Lapis metafisis yang
terdapat pada puisi lama yang berjudul “Kupu-Kupu” mengajak kita untuk tak
pernah putus asa dalam menghadapi hidup dan selalu berjuang meskipun hingga ke
negeri orang untuk mencari pengalaman hidup.
C.
SIMPULAN
Berdasarkan pada pelaksanaan pembadingan
kedua puisi tersebut, persamaan kedua puisi tersebut adalah sama-sama menceritakn
tentang kehidupan manusia dan perjuangan untuk hidup. Sedangkan perbedaan dari
kedua puisi tersebut adalah jika puisi yang berjudul “Dengarlah Pantun”
menggunakan masyarakat dalam satu wilayah yaitu menggambarkan wilayah Indonesia
yang diidentikan dengan padi, sedangkan pada puisi kedua pencipta menggunakan
cakupan wilayah yang lebih luas yaitu menggunakan nama-nama daerah di negara
Eropa, sehingga cakupan pengungkapan wilayah pada puisi “Kupu-Kupu” lebih luas
jika dibandingkan dengan puisi “dengarlah Pantun”.
Pantun dan Pantoum tidak berdiri sendiri, tetapi
saling mempengaruhi. Di dalam ciri-ciri pantun terdapat genre pantoum sehingga
antara pantun dan pantoum tidak berdiri sendiri-sendiri melainkan saling
mempengaruhi. Bahkan di dalam pembuatan pantoum cenerung mengabaikan ciri-ciri
pantaoum, tetapi terdapat ciri-ciri pantun di dalam pantoum tersebut.

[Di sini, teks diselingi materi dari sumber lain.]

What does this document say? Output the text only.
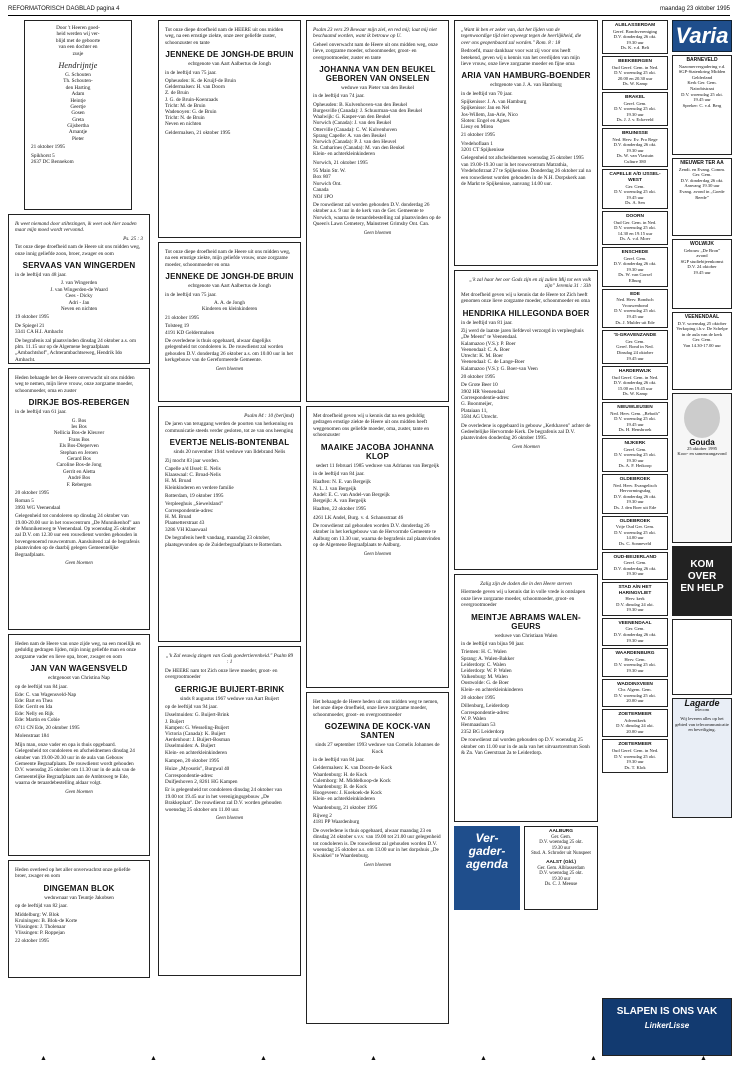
REFORMATORISCH DAGBLAD pagina 4	maandag 23 oktober 1995
Door 't Heeren goed-
heid werden wij ver-
blijd met de geboorte
van een dochter en
zusje
Hendrijntje
G. Schouten
Th. Schouten-
den Harting
Adam
Heintje
Geertje
Gosen
Greta
Gijsbertha
Arnantje
Pieter

21 oktober 1995

Spikhorst 5
2637 DC Bennekom

Ik weet niemand door stiltezingen, ik weet ook hier zouden maar mijn moed wordt vervonnd.

Ps. 25 : 3

Tot onze diepe droefheid nam de Heere uit ons midden weg, onze innig geliefde zoon, broer, zwager en oom

SERVAAS VAN WINGERDEN

in de leeftijd van 48 jaar.

J. van Wingerden
J. van Wingerden-de Waard
Cees - Dicky
Adri - Jan
Neven en nichten

19 oktober 1995

De Spiegel 21
3341 CA H.I. Ambacht

De begrafenis zal plaatsvinden dinsdag 24 oktober a.s. om plm. 11.15 uur op de Algemene begraafplaats „Ambachtshof", Achterambachtseweg, Hendrik Ido Ambacht.

Heden behaagde het de Heere onverwacht uit ons midden weg te nemen, mijn lieve vrouw, onze zorgzame moeder, schoonmoeder, oma en zuster

DIRKJE BOS-REBERGEN

in de leeftijd van 61 jaar.

G. Bos
Ies Bos
Nellicia Bos-de Kleuver
Frans Bos
Els Bos-Dieperven
Stephan en Jeroen
Gerard Bos
Caroline Bos-de Jong
Gerrit en Aletta
André Bos
F. Rebergen

20 oktober 1995

Roman 5
3993 WG Veenendaal

Gelegenheid tot condoleren op dinsdag 24 oktober van 19.00-20.00 uur in het rouwcentrum „De Munnikenhof" aan de Munnikenweg te Veenendaal. Op woensdag 25 oktober zal D.V. om 12.30 uur een rouwdienst worden gehouden in bovengenoemd rouwcentrum. Aansluitend zal de begrafenis plaatsvinden op de daarbij gelegen Gemeentelijke Begraafplaats.

Geen bloemen

Heden nam de Heere van onze zijde weg, na een moeilijk en geduldig gedragen lijden, mijn innig geliefde man en onze zorgzame vader en lieve opa, broer, zwager en oom

JAN VAN WAGENSVELD
echtgenoot van Christina Nap

op de leeftijd van 84 jaar.

Ede: C. van Wagensveld-Nap
Ede: Bart en Thea
Ede: Gerrit en Ida
Ede: Nelly en Rijk
Ede: Martin en Cobie

6711 CN Ede, 20 oktober 1995

Molenstraat 184

Mijn man, onze vader en opa is thuis opgebaard. Gelegenheid tot condoleren en afscheidnemen dinsdag 24 oktober van 19.00-20.30 uur in de aula van Gebouw Gemeente Begraafplaats. De rouwdienst wordt gehouden D.V. woensdag 25 oktober om 11.30 uur in de aula van de Gemeentelijke Begraafplaats aan de Ambtsweg te Ede, waarna de teraardebestelling aldaar volgt.

Geen bloemen

Heden overleed op het aller onverwachtst onze geliefde broer, zwager en oom

DINGEMAN BLOK
weduwnaar van Teuntje Jakobsen

op de leeftijd van 82 jaar.

Middelburg: W. Blok
Kruiningen: B. Blok-de Korte
Vlissingen: J. Tholenaar
Vlissingen: P. Roppejan

22 oktober 1995

Tot onze diepe droefheid nam de HEERE uit ons midden weg, na een ernstige ziekte, onze zeer geliefde zuster, schoonzuster en tante

JENNEKE DE JONGH-DE BRUIN
echtgenote van Aart Aalbertus de Jongh

in de leeftijd van 75 jaar.

Opheusden: K. de Kruijf-de Bruin
Geldermalsen: H. van Doorn
Z. de Bruin
J. G. de Bruin-Koenraads
Tricht: M. de Bruin
Wadenoyen: G. de Bruin
Tricht: N. de Bruin
Neven en nichten

Geldermalsen, 21 oktober 1995

Tot onze diepe droefheid nam de Heere uit ons midden weg, na een ernstige ziekte, mijn geliefde vrouw, onze zorgzame moeder, schoonmoeder en oma

JENNEKE DE JONGH-DE BRUIN
echtgenote van Aart Aalbertus de Jongh

in de leeftijd van 75 jaar.

A. A. de Jongh
Kinderen en kleinkinderen

21 oktober 1995

Tolsteeg 19
4191 KD Geldermalsen

De overledene is thuis opgebaard, alwaar dagelijks gelegenheid tot condoleren is. De rouwdienst zal worden gehouden D.V. donderdag 26 oktober a.s. om 10.00 uur in het kerkgebouw van de Gereformeerde Gemeente.

Geen bloemen

Psalm 84 : 10 (berijmd)

De jaren van teruggang werden de poorten van herkenning en communicatie steeds verder gesloten, tot ze van ons heenging

EVERTJE NELIS-BONTENBAL
sinds 20 november 1944 weduwe van Ildebrand Nelis

Zij mocht 83 jaar worden.

Capelle a/d IJssel: E. Nelis
Klaaswaal: C. Broad-Nelis
H. M. Broad
Kleinkinderen en verdere familie

Rotterdam, 19 oktober 1995

Verpleeghuis „Siewelsland"
Correspondentie-adres:
H. M. Broad
Plaatsetterstraat 43
3286 VH Klaaswaal

De begrafenis heeft vandaag, maandag 23 oktober, plaatsgevonden op de Zuiderbegraafplaats te Rotterdam.

„'k Zal eeuwig zingen van Gods goedertierenheid." Psalm 89 : 1

De HEERE nam tot Zich onze lieve moeder, groot- en overgrootmoeder

GERRIGJE BUIJERT-BRINK
sinds 8 augustus 1967 weduwe van Aart Buijert

op de leeftijd van 94 jaar.

IJsselmuiden: G. Buijert-Brink
J. Buijert
Kampen: G. Wesseling-Buijert
Victoria (Canada): K. Buijert
Aerdenhout: J. Buijert-Bosman
IJsselmuiden: A. Buijert
Klein- en achterkleinkinderen

Kampen, 20 oktober 1995

Huize „Myosotis", Burgwal 40
Correspondentie-adres:
Duifjeshoven 2, 8261 HG Kampen

Er is gelegenheid tot condoleren dinsdag 24 oktober van 19.00 tot 19.45 uur in het verenigingsgebouw „De Brakkeplaat". De rouwdienst zal D.V. worden gehouden woensdag 25 oktober om 11.00 uur.

Geen bloemen

Psalm 23 vers 29 Bewaar mijn ziel, en red mij; laat mij niet beschaamd worden, want ik betrouw op U.

Geheel onverwacht nam de Heere uit ons midden weg, onze lieve, zorgzame moeder, schoonmoeder, groot- en overgrootmoeder, zuster en tante

JOHANNA VAN DEN BEUKEL GEBOREN VAN ONSELEN
weduwe van Pieter van den Beukel

in de leeftijd van 74 jaar.

Opheusden: B. Kulvenhoven-van den Beukel
Burgesville (Canada): J. Schuurman-van den Beukel
Waalwijk: G. Kasper-van den Beukel
Norwich (Canada): J. van den Beukel
Otterville (Canada): C. W. Kulvenhoven
Sprang Capelle: A. van den Beukel
Norwich (Canada): P. J. van den Heuvel
St. Catharines (Canada): M. van den Beukel
Klein- en achterkleinkinderen

Norwich, 21 oktober 1995

95 Main Str. W.
Box 807
Norwich Ont.
Canada
NOJ 1PO

De rouwdienst zal worden gehouden D.V. donderdag 26 oktober a.s. 9 uur in de kerk van de Ger. Gemeente te Norwich, waarna de teraardebestelling zal plaatsvinden op de Queen's Lawn Cemetery, Mainstreet Grimsby Ont. Can.

Geen bloemen

Met droefheid geven wij u kennis dat na een geduldig gedragen ernstige ziekte de Heere uit ons midden heeft weggenomen ons geliefde moeder, oma, zuster, tante en schoonzuster

MAAIKE JACOBA JOHANNA KLOP
sedert 11 februari 1985 weduwe van Adrianus van Bergeijk

in de leeftijd van 84 jaar.

Haaften: N. E. van Bergeijk
N. L. J. van Bergeijk
Andel: E. C. van Andel-van Bergeijk
Bergeijk: A. van Bergeijk

Haaften, 22 oktober 1995

4261 LK Andel, Burg. v. d. Schansstraat 46

De rouwdienst zal gehouden worden D.V. donderdag 26 oktober in het kerkgebouw van de Hervormde Gemeente te Aalburg om 13.30 uur, waarna de begrafenis zal plaatsvinden op de Algemene Begraafplaats te Aalburg.

Geen bloemen

Het behaagde de Heere heden uit ons midden weg te nemen, het onze diepe droefheid, onze lieve zorgzame moeder, schoonmoeder, groot- en overgrootmoeder

GOZEWINA DE KOCK-VAN SANTEN
sinds 27 september 1993 weduwe van Cornelis Johannes de Kock

in de leeftijd van 84 jaar.

Geldermalsen: K. van Doorn-de Kock
Waardenburg: H. de Kock
Culemborg: M. Middelkoop-de Kock
Waardenburg: B. de Kock
Hoogeveen: J. Koekoek-de Kock
Klein- en achterkleinkinderen

Waardenburg, 21 oktober 1995

Rijweg 2
4181 PP Waardenburg

De overledene is thuis opgebaard, alwaar maandag 23 en dinsdag 24 oktober s.v.v. van 19.00 tot 21.00 uur gelegenheid tot condoleren is. De rouwdienst zal gehouden worden D.V. woensdag 25 oktober a.s. om 13.00 uur in het dorpshuis „De Kwakkel" te Waardenburg.

Geen bloemen

„Want ik ben er zeker van, dat het lijden van de tegenwoordige tijd niet opweegt tegen de heerlijkheid, die over ons geopenbaard zal worden." Rom. 8 : 18

Bedroefd, maar dankbaar voor wat zij voor ons heeft betekend, geven wij u kennis van het overlijden van mijn lieve vrouw, onze lieve zorgzame moeder en fijne oma

ARIA VAN HAMBURG-BOENDER
echtgenote van J. A. van Hamburg

in de leeftijd van 70 jaar.

Spijkenisse: J. A. van Hamburg
Spijkenisse: Jan en Nel
Jos-Willem, Jan-Arie, Nico
Sloten: Engel en Agnes
Lieuy en Mirea

21 oktober 1995

Vredehoflaan 1
3201 CT Spijkenisse

Gelegenheid tot afscheidnemen woensdag 25 oktober 1995 van 19.00-19.30 uur in het rouwcentrum Matrathia, Vredehofstraat 27 te Spijkenisse. Donderdag 26 oktober zal na een rouwdienst worden gehouden in de N.H. Dorpskerk aan de Markt te Spijkenisse, aanvang 14.00 uur.

„'k zal haar het oor Gods zijn en zij zullen Mij tot een volk zijn" Jeremia 31 : 33b

Met droefheid geven wij u kennis dat de Heere tot Zich heeft genomen onze lieve zorgzame moeder, schoonmoeder en oma

HENDRIKA HILLEGONDA BOER

in de leeftijd van 81 jaar.

Zij werd de laatste jaren liefdevol verzorgd in verpleeghuis „De Meent" te Veenendaal.
Kalamazoo (V.S.): P. Boer
Veenendaal: C. A. Boer
Utrecht: K. M. Boer
Veenendaal: C. de Lange-Boer
Kalamazoo (V.S.): G. Boer-van Veen

20 oktober 1995

De Grote Beer 10
3902 HR Veenendaal
Correspondentie-adres:
G. Boonmeijer,
Plataiaan 11,
3584 AG Utrecht.

De overledene is opgebaard in gebouw „Kerkhaven" achter de Gedeeltelijke Hervormde Kerk. De begrafenis zal D.V. plaatsvinden donderdag 26 oktober 1995.

Geen bloemen

Zalig zijn de doden die in den Heere sterven

Hiermede geven wij u kennis dat in volle vrede is ontslapen onze lieve zorgzame moeder, schoonmoeder, groot- en overgrootmoeder

MEINTJE ABRAMS WALEN-GEURS
weduwe van Christiaan Walen

in de leeftijd van bijna 90 jaar.

Triemen: H. C. Walen
Sprang: A. Walen-Bakker
Leiderdorp: C. Walen
Leiderdorp: W. P. Walen
Valkenburg: M. Walen
Oostwolde: G. de Boer
Klein- en achterkleinkinderen

20 oktober 1995

Dillenburg, Leiderdorp
Correspondentie-adres:
W. P. Walen
Henmaaslaan 53
2352 BG Leiderdorp

De rouwdienst zal worden gehouden op D.V. woensdag 25 oktober om 11.00 uur in de aula van het uitvaartcentrum Sonh & Zn. Van Geerstraat 2a te Leiderdorp.

Ver-
gader-
agenda
AALBURG
Ger. Gem.
D.V. woensdag 25 okt.
19.30 uur
Stud. A. Schroder uit Nunspeet
AALST (Gld.)
Ger. Gem. Alblasserdam
D.V. woensdag 25 okt.
19.30 uur
Ds. C. J. Meeuse
ALBLASSERDAM
Geref. Bondsvereniging
D.V. donderdag 26 okt.
19.30 uur
Ds. K. v.d. Belt
BEEKBERGEN
Oud Geref. Gem. in Ned.
D.V. woensdag 25 okt.
20.00 en 20.30 uur
Ds. W. Kamp
BRAKEL
Geref. Gem.
D.V. woensdag 25 okt.
19.30 uur
Ds. J. J. v. Eckeveld
BRUINISSE
Ned. Herv. Ev. Pro Rege
D.V. donderdag 26 okt.
19.30 uur
Ds. W. van Vlastuin
Culture 380
CAPELLE A/D IJSSEL-WEST
Ger. Gem.
D.V. woensdag 25 okt.
19.45 uur
Ds. A. Sen
DOORN
Oud Ger. Gem. in Ned.
D.V. woensdag 25 okt.
14.30 en 19.15 uur
Ds. A. v.d. Moer
ENSCHEDE
Geref. Gem.
D.V. donderdag 26 okt.
19.30 uur
Ds. W. van Gorsel
Elburg
EDE
Ned. Herv. Bondsch Vrouwenbond
D.V. woensdag 25 okt.
19.45 uur
Ds. J. Mulder uit Ede
'S-GRAVENZANDE
Ger. Gem.
Geref. Bond in Ned.
Dinsdag 24 oktober
19.45 uur
HARDERWIJK
Oud Geref. Gem. in Ned.
D.V. donderdag 26 okt.
15.00 en 19.45 uur
Ds. W. Kamp
NIEUWLEUSEN
Ned. Herv. Gem. „Beboth”
D.V. woensdag 25 okt.
19.45 uur
Ds. H. Hensbroek
NIJKERK
Geref. Gem.
D.V. woensdag 25 okt.
19.30 uur
Ds. A. F. Heikoop
OLDEBROEK
Ned. Herv. Evangelisch Hervormingsdag
D.V. donderdag 26 okt.
19.30 uur
Ds. J. den Boer uit Ede
OLDEBROEK
Vrije Oud Ger. Gem.
D.V. woensdag 25 okt.
14.00 uur
Ds. C. Sonneveld
OUD-BEIJERLAND
Geref. Gem.
D.V. donderdag 26 okt.
19.30 uur
STAD A/N HET HARINGVLIET
Herv. kerk
D.V. dinsdag 24 okt.
19.30 uur
VEENENDAAL
Ger. Gem.
D.V. donderdag 26 okt.
19.30 uur
WAARDENBURG
Herv. Gem.
D.V. woensdag 25 okt.
19.30 uur
WADDINXVEEN
Chr. Algem. Gem.
D.V. woensdag 25 okt.
20.00 uur
ZOETERMEER
Adventkerk
D.V. dinsdag 24 okt.
20.00 uur
ZOETERMEER
Oud Geref. Gem. in Ned.
D.V. woensdag 25 okt.
19.30 uur
Ds. T. Klok
Varia
BARNEVELD
Nazomervergadering v.d. SGP-Statenkring Midden Gelderland
Kerk Ger. Gem.
Nairobistraat
D.V. woensdag 25 okt.
19.45 uur
Spreker: C. v.d. Berg
NIEUWER TER AA
Zendi. en Evang. Comm.
Ger. Gem.
D.V. donderdag 26 okt.
Aanvang 19.30 uur
Evang. avond in „Goede Reede”
WOLWIJK
Gebouw „De Bron”
avond
SGP studiebijeenkomst
D.V. 24 oktober
19.45 uur
VEENENDAAL
D.V. woensdag 25 oktober
Verkoping t.b.v. De Schelpe
in de aula van de kerk
Ger. Gem.
Van 14.30-17.00 uur
Gouda
25 oktober 1995
Koor- en samenzangavond
KOM OVER
EN HELP
Lagarde
telecom
Wij leveren alles op het gebied van telecommunicatie en beveiliging.
SLAPEN IS ONS VAK
LinkerLisse
▲	▲	▲	▲	▲	▲	▲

Secara langsung pantun berpengaruh terhadap pantoum
di Perancis. Pada dasarnya, pantau merupakan tiruan atau saduran dari pantun,
karena jika dilihat dari sejarah dan ciri-ciri yang terdapat di dalam pantoum,
pantoum memilki ciri-ciri yang hampir sama dengan pantun, begitu pula dengan
bentuk yang dimiliki oleh pantoum memiliki bentuk yang sama dengan pantun.